Straight Around Allen:
On the Business of Being Allen Ginsberg

Bob Rosenthal
Beatdom Books ($28)

by Richard Kostelanetz

Though many books have been written about Allen Ginsberg since I profiled him for the New York Times Magazine in 1965, this one told me much that I’d not known before. Uniquely, it is written from the perspective of Ginsberg’s literary secretary, who ran the home office for two decades while his boss traveled and starred around the world.

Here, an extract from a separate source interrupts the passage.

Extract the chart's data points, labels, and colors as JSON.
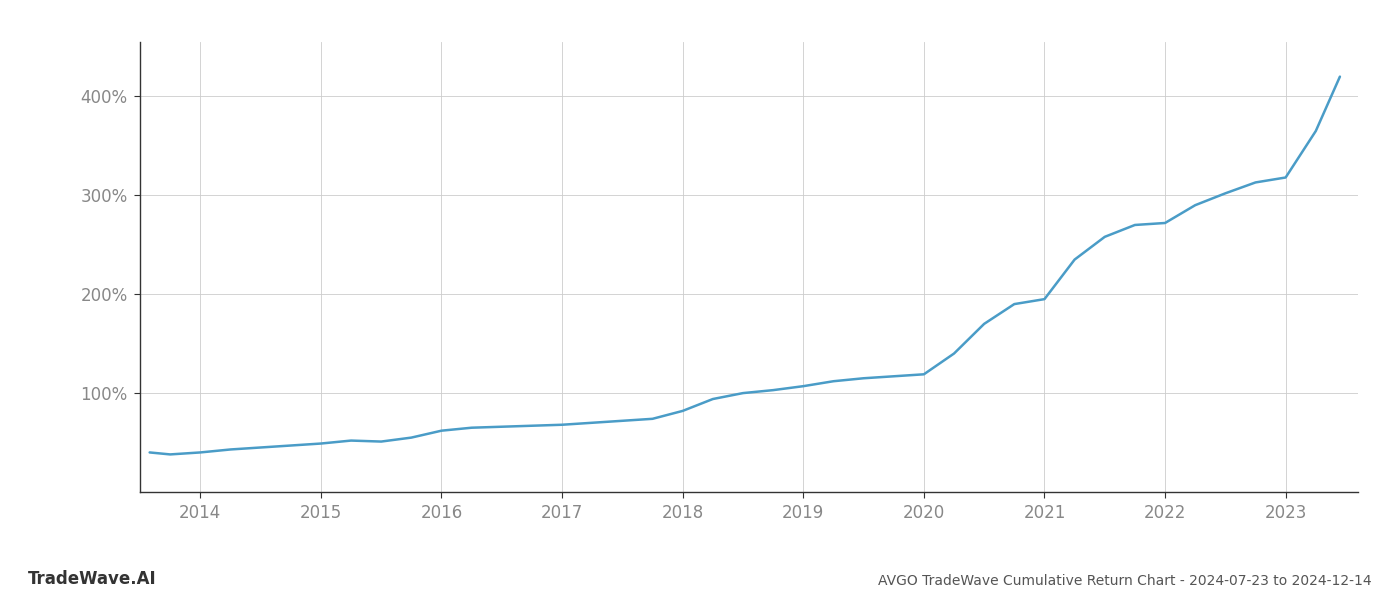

Its subject is a celebrity who refused to live like a celebrity, which is to say that Ginsberg rented modest apartments in a marginal neighborhood while keeping the same P.O. Box for decades. He retained friends, some of whom became his de facto wards; continued to publish in eleemosynary magazines, even though an aggressive agent had connected him to the literary-industrial complex; and he instructed Bob Rosenthal to give reprint permissions for whatever publishers would pay, which could be nothing.

One recurring theme is Ginsberg’s generosity, indicatively allowing his fellow poet Gregory Corso, a drug-addicted beggar, to steal from Ginsberg’s library rare books that he would then purchase back from the bookseller who’d paid Corso. (John Cage was comparably generous; like Ginsberg he did not have children, and both correctly surmised that their estates would support at least one executor for decades later.)

Filled with modest detail, Straight Around Allen is an intimate portrait written from personal distance; Rosenthal, himself straight and married, notes that Ginsberg preferred manly men, often essentially heterosexual, in part because he simply ignored women (he often got wrong the first name of Rosenthal’s wife). His theme, implicit in the book’s subtitle, is of Ginsberg as a small businessman discharging many responsibilities while worried about income. Do not minimize this last achievement, which few prominent artists have realized as well. Consider also that Ginsberg overcame negative reviews to survive professionally for four decades while establishing a legend that continues for additional decades later.

Rosenthal writes dispassionately about his subject’s last days (here with a full text frequently quoted by others) and more about Ginsberg’s will and estate than most biographers do (though he refuses to mention dollar amounts). Those who consider Ginsberg devoid of calculation should read about his image of “Three Idiots.” One stylistic departure here, which I like, is that brief commentaries appear in smaller type adjacent to the principal text; these function like extended footnotes with asides and additional information. With images new to me—not only photographs but specimens of Ginsberg’s handwritten messages—and an informative text, this is a treasure. However, it does seem strange that Straight Around Allen should appear in 2019, more than two decades after its subject’s death, and that it should be published by a small publisher based in England.